Brutus hatte die Absicht ausgesprochen, die Frauenkleider sogleich anzulegen, um auf alle Fälle bereit zu sein oder sonst sich im Tragen derselben zu üben, damit sie ihm nicht gar so unbequem wären. Ich versprach in einer halben Stunde zur letzten Nachhülfe wiederzukommen und auch, um zu prüfen, ob nichts Verkehrtes und Auffälliges an der Frauenerscheinung zu merken sei. Wir vermutheten Beide, daß in der kommenden Nacht eine Entführung beabsichtigt werde, und nicht nur um des Gefangenen, sondern auch um meinetwillen war mir das höchst angenehm, denn das längere Geheimhalten eines solchen Hausbewohners erschien mir mit jeder Stunde schwieriger, und die beständige Gefahr, in welcher der junge Mensch schwebte – so wie ich selber am Ende auch – nöthigte mich, mein Kopfweh in Permanenz zu erklären, weil ich durchaus nicht im Stande war, meine fieberhafte Unruhe vollständig zu zügeln.

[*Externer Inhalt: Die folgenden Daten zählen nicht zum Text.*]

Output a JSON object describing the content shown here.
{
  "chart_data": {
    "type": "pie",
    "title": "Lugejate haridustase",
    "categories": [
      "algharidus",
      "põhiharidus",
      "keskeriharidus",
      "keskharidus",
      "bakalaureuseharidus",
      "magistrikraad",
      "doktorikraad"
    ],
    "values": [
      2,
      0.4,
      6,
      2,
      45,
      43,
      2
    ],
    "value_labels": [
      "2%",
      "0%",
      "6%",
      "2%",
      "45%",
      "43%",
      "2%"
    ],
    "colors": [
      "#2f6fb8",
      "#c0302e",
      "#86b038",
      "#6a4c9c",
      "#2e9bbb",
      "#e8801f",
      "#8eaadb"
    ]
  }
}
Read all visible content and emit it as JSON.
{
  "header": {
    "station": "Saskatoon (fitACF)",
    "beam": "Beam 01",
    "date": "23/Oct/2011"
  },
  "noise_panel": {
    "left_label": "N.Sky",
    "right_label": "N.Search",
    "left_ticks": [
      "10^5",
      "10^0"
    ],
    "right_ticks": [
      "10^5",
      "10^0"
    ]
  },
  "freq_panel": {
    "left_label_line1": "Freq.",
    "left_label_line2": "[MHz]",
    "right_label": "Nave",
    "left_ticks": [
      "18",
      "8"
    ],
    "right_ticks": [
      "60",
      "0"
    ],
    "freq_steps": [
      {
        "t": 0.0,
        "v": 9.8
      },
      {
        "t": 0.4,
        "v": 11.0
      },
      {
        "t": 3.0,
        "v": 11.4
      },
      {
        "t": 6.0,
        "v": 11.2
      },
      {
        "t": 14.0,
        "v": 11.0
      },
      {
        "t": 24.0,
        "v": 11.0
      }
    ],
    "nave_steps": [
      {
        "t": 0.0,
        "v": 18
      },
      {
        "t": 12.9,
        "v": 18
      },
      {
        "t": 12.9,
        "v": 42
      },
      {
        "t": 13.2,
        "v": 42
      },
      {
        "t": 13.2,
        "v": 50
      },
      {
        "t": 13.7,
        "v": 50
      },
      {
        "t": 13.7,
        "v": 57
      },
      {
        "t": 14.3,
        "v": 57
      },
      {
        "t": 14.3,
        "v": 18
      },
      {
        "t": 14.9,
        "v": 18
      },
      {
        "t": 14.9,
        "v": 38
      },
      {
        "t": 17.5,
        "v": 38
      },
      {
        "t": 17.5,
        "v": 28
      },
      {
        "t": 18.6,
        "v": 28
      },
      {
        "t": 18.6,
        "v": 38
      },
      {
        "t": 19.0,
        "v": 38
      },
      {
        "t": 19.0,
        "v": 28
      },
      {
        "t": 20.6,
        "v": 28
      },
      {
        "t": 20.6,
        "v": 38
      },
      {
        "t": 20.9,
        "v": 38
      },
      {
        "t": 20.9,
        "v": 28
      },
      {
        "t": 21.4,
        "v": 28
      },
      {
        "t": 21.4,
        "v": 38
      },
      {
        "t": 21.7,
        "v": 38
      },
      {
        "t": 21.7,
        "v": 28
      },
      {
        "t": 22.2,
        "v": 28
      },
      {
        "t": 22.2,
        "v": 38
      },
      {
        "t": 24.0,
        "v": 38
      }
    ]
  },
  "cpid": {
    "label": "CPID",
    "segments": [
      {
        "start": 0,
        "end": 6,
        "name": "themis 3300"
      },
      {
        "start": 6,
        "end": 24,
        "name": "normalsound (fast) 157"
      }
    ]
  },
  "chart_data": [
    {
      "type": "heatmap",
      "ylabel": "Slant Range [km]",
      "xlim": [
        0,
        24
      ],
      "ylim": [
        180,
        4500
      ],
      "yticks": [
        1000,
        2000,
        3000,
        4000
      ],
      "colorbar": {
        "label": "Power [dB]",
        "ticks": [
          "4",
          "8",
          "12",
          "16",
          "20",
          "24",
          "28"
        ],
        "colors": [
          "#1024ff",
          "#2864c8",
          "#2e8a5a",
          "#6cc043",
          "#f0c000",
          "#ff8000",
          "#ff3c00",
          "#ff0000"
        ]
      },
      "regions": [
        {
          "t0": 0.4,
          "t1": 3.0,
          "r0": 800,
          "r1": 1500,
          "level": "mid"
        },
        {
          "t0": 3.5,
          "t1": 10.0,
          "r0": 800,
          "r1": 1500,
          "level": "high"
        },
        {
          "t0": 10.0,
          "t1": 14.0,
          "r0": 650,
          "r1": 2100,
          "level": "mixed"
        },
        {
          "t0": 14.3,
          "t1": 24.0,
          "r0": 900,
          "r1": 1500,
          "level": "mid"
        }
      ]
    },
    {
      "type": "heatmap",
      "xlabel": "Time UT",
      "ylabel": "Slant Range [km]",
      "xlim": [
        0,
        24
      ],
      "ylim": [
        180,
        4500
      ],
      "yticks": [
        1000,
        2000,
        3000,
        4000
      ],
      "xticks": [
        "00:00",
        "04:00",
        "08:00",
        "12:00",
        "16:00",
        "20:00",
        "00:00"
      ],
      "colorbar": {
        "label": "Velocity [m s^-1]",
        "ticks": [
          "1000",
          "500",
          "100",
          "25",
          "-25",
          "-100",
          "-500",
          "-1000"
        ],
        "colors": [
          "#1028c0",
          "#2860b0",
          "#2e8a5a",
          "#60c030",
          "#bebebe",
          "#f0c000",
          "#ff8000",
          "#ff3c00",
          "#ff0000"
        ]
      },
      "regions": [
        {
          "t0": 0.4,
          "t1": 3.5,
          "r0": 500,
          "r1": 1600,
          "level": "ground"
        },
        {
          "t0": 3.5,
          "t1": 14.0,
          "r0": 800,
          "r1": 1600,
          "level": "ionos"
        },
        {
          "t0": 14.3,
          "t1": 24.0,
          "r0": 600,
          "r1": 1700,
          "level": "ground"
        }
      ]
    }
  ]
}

Als ich kaum in meine Wohnung zurückgekommen war, wurde Professor Schönlein gemeldet. Ich war auf’s Freudigste überrascht, denn ich dachte: das ist ein Berather und ein Helfer, es wird Etwas geschehen, es wird Etwas von mir verlangt werden, man spricht sich wenigstens aus und das ist eine Erlösung.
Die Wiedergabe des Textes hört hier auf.